There are hardly any indications of a connection between the breast cancer risk and traffic noise

The scientists were unable to find any connection between the 24-hour continuous noise level and the breast cancer risk. The type of traffic causing the noise – airplanes, cars or trains – also plays barely any role for the development of the disease.

The only exception is loud aviation noise data night

The NORAH team was able to find a statistically significant connection between noise and breast cancer only for a very small part of the insured persons: Women at whose places of residence the continuous noise level between 11 PM and 5 AM was between 55 and 60 decibel were nearly three times as likely to develop breast cancer than any other women. However, the authors note that the insured persons only included 145 women from places of residence where the aviation noise exposure was so high. Six of them had been diagnosed with breast cancer. Since 2011, Frankfurt has had a prohibition of planned flights between 11 PM and 5 AM; therefore, the continuous noise level during this time is now clearly reduced.

A reading aid for this issue of NORAH Wissen

The study on health risks examines whether the risk of developing one of the five examined diseases increases when exposed to more traffic noise. The scientists present the results of their research in exposure-effect curves). Since you will find many of these curves on the following pages, we are providing a reading aid here:

1 | Continuous noise level

This axis shows the continuous noise level.
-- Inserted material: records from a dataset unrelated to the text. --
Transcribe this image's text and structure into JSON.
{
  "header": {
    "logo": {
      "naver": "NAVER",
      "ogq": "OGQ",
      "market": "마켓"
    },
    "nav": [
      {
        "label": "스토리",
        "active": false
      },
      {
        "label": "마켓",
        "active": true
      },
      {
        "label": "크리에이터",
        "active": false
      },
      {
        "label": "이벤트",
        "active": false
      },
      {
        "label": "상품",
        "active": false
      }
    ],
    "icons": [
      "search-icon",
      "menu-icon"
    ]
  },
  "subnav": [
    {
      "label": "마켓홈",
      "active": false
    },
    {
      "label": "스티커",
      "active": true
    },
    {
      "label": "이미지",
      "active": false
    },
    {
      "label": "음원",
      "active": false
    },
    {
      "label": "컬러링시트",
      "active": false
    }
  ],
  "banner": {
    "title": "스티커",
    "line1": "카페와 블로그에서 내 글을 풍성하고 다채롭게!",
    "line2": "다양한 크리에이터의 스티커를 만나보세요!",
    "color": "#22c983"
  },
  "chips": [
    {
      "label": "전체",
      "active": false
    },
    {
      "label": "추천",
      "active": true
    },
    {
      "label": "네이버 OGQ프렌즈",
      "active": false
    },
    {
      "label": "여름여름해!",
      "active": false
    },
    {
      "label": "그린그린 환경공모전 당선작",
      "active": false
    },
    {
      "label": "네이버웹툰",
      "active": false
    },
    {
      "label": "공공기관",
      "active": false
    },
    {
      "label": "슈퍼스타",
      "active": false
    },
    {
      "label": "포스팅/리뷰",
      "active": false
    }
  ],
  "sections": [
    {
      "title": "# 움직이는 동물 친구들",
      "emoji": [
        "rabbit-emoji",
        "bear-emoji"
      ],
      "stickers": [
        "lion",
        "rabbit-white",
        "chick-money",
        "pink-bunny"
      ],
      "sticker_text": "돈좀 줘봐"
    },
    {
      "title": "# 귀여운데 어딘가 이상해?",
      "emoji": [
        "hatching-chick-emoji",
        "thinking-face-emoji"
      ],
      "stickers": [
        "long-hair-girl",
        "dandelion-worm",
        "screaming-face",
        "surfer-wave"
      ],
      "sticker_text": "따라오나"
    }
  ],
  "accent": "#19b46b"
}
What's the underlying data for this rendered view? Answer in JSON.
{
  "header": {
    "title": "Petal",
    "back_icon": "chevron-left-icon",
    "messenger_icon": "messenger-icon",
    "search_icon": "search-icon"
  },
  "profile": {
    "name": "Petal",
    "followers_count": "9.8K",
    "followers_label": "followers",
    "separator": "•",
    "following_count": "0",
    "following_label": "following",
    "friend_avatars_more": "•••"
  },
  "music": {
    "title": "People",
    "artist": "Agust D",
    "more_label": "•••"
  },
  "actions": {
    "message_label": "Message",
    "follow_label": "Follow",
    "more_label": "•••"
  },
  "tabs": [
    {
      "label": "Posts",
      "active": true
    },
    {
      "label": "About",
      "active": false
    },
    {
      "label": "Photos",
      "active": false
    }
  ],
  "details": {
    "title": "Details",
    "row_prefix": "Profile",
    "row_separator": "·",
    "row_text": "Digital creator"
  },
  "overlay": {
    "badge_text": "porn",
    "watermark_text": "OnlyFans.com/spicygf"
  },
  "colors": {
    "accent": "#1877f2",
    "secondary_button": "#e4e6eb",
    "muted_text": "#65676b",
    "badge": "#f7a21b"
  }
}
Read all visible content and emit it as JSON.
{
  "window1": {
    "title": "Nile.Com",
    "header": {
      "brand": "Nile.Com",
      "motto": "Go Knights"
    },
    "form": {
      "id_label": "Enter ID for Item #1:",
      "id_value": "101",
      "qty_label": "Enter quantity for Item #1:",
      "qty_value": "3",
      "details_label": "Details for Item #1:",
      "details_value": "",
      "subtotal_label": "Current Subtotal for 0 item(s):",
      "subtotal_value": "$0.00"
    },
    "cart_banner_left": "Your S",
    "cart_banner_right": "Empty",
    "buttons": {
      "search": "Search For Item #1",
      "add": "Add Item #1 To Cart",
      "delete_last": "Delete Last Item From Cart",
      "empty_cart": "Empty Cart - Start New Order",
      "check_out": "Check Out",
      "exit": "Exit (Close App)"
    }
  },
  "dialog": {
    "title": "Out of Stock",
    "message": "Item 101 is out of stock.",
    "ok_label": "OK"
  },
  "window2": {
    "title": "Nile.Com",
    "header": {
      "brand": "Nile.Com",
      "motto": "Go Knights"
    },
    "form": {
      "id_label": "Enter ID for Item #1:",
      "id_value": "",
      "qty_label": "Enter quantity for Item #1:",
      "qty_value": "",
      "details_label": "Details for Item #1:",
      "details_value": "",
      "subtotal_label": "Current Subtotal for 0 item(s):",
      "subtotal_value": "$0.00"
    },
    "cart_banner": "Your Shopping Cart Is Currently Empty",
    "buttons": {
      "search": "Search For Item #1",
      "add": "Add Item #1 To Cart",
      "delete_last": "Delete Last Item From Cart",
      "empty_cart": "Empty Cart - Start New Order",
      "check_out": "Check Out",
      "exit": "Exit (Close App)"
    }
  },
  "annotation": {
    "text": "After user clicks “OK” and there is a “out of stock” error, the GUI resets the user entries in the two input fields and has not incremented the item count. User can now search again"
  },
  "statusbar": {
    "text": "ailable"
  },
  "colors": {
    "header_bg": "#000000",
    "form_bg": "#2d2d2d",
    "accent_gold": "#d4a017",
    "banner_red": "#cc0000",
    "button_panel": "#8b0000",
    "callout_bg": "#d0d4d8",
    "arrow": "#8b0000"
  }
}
The noise increases from the left to the right. For some calculations, the scientists also used “Noise level classes”. If, e.g., the continuous noise level at the address of an insured person was at 63.7 decibel, his health data was included in the calculation for the noise level class “≥ 60 dB – < 65 dB”.

2 | Risk estimators

Risk estimators indicate how high the “relative illness risk” is. 1 corresponds to the “basic risk” of a person not subject to traffic noise. If the value is higher, this suggests that noise at this degree may contribute to the disease. Additional calculations must show whether an increased or reduced relative risk is statistically significant and thus with a high probability not coincidental.

3 | Exposure-effect-curve

The exposure-effect-curve shows how the health risk changes with increasing noise. In this example, the risk increases by 2.8 percent per ten decibel. Additional calculations show whether this increase is statistically significant.

4 | Confidence intervals

The confidence interval is a statistically calculated trust range above or below the risk estimator. The smaller the confidence interval, the more reliable and indicative the risk estimator. It is usual to apply 95-percent confidence interval. Simplified, this means that the “actual” risk is within this range with a probability of 95 %. The figures show the 95-percent confidence intervals of the individual risk estimators (black vertical lines) as well as the 95-percent confidence interval above and below the exposureeffect curve (pink area).